Contrairement à la croyance populaire, les bienfaits de l’activité physique ne dépassent pas les risques de maladies cardiovasculaires associés à la consommation de boissons sucrées, selon une nouvelle étude menée par la Harvard T. H. Chan School of Public Health. Jean-Philippe Drouin-Chartier, professeur à la Faculté de pharmacie de l’Université Laval, en est co-auteur.

Les boissons sucrées constituent la plus grande source de sucre ajouté dans l’alimentation nord-américaine. Leur consommation est liée à un risque plus élevé de maladies cardiovasculaires, première cause de décès dans le monde.

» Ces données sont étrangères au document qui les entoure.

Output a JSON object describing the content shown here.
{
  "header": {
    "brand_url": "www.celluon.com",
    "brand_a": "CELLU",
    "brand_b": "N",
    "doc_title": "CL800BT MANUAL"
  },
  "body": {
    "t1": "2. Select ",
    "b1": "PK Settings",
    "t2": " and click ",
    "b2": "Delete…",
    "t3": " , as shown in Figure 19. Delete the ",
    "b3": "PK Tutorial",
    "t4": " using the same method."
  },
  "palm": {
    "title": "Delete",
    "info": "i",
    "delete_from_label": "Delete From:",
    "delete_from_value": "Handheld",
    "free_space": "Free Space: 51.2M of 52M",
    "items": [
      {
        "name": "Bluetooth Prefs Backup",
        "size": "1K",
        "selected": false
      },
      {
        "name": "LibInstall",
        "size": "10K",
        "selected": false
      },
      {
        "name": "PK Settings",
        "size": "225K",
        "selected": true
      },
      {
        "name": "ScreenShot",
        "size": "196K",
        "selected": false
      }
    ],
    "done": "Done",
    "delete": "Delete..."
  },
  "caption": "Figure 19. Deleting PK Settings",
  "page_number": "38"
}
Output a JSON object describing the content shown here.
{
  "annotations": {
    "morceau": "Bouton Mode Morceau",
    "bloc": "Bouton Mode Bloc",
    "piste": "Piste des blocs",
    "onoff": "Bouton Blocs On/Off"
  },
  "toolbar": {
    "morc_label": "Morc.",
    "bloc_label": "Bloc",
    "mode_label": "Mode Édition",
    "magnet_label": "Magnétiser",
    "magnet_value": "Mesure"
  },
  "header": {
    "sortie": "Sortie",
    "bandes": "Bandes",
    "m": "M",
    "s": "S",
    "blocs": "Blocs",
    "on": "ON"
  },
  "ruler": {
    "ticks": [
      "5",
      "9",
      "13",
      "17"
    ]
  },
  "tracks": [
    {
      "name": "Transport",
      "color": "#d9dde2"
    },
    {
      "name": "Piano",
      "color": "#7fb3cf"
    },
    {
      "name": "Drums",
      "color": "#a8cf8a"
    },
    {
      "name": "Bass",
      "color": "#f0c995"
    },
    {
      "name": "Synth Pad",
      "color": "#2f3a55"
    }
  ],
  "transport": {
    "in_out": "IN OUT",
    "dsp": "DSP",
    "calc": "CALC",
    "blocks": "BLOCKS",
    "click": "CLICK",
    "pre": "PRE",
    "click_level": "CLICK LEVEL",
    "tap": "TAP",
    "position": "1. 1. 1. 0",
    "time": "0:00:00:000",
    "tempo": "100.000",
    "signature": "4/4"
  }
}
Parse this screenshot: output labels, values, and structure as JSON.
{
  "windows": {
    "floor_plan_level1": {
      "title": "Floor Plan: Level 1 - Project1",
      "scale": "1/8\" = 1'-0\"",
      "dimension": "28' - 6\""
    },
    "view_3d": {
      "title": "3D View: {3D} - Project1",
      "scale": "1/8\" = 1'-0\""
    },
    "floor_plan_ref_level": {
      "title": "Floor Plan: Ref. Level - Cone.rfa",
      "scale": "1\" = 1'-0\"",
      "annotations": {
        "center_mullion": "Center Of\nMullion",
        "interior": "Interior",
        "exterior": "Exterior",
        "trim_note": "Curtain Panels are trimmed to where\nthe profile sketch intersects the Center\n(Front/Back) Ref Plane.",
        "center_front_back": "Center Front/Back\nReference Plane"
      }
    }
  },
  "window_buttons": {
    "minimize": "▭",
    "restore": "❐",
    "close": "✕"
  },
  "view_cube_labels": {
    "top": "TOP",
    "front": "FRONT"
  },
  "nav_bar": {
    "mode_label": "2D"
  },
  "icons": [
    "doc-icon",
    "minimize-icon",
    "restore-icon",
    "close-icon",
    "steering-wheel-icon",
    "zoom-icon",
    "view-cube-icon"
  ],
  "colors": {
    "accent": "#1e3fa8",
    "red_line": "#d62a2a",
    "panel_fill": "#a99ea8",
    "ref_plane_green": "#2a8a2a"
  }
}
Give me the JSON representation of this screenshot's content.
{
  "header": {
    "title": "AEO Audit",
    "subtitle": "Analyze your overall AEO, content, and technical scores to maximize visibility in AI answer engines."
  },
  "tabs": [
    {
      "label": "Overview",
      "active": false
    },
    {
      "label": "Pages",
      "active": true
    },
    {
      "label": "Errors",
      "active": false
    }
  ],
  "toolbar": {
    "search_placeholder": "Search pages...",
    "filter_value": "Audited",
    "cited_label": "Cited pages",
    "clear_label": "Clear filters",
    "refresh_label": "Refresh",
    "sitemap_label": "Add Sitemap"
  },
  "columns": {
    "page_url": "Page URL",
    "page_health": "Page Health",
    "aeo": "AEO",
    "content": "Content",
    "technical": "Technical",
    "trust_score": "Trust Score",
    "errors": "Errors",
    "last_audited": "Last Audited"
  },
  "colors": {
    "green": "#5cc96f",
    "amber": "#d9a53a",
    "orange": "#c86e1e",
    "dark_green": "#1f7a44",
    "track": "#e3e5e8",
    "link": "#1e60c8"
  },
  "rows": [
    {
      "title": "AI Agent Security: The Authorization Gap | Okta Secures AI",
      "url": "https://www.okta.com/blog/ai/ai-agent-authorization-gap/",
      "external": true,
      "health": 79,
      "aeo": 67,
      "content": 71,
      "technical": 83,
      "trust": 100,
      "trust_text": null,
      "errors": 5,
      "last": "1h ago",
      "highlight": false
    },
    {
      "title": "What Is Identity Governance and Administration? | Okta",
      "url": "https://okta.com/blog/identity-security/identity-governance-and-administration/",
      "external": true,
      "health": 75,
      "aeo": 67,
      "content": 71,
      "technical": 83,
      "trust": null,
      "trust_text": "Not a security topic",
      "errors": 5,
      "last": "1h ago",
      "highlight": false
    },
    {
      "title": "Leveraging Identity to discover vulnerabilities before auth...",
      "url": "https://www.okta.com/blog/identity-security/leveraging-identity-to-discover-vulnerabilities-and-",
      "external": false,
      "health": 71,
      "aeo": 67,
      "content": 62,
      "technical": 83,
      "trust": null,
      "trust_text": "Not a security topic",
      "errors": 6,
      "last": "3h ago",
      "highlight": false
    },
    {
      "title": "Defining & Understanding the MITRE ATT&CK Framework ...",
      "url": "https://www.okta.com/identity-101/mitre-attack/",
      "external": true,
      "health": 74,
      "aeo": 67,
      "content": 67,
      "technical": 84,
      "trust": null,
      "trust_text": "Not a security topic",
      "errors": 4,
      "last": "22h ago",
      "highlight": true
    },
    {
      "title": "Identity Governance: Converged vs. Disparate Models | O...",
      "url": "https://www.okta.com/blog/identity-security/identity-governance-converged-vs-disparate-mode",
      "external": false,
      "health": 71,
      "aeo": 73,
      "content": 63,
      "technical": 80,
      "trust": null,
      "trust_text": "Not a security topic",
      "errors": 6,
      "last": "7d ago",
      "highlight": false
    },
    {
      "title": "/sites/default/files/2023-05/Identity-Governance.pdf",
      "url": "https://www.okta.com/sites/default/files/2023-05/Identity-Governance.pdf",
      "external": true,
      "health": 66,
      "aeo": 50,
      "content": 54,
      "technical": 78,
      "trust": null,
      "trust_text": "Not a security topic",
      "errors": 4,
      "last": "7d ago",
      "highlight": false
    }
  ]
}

« Les stratégies marketing de ces boissons montrent souvent que les personnes actives boivent ces boissons. Cela suggère que la consommation de boissons sucrées n’a pas d’effets négatifs sur la santé si vous êtes physiquement actif. Notre recherche visait à tester cette hypothèse», explique Drouin-Chartier.

Pour l’étude, les scientifiques ont utilisé deux cohortes totalisant environ 100 000 adultes observés sur une période d’environ 30 ans. Les données montrent que ceux qui consommaient des boissons sucrées plus de deux fois par semaine présentaient un risque plus élevé de maladies cardiovasculaires, quel que soit leur niveau d’activité physique.

L’étude a révélé que les 150 minutes d’activité physique hebdomadaire recommandées protègent contre les maladies cardiovasculaires, mais ne suffisent pas à contrecarrer les effets négatifs des boissons sucrées. «L’activité physique réduit de moitié le risque de maladies cardiovasculaires associé aux boissons sucrées, mais ne l’élimine pas complètement», explique Drouin-Chartier.

La fréquence de consommation prise en compte dans l’étude – deux fois par semaine – est relativement faible, mais reste néanmoins significativement associée au risque de maladies cardiovasculaires. En cas de consommation quotidienne, le risque de maladies cardiovasculaires est encore plus élevé.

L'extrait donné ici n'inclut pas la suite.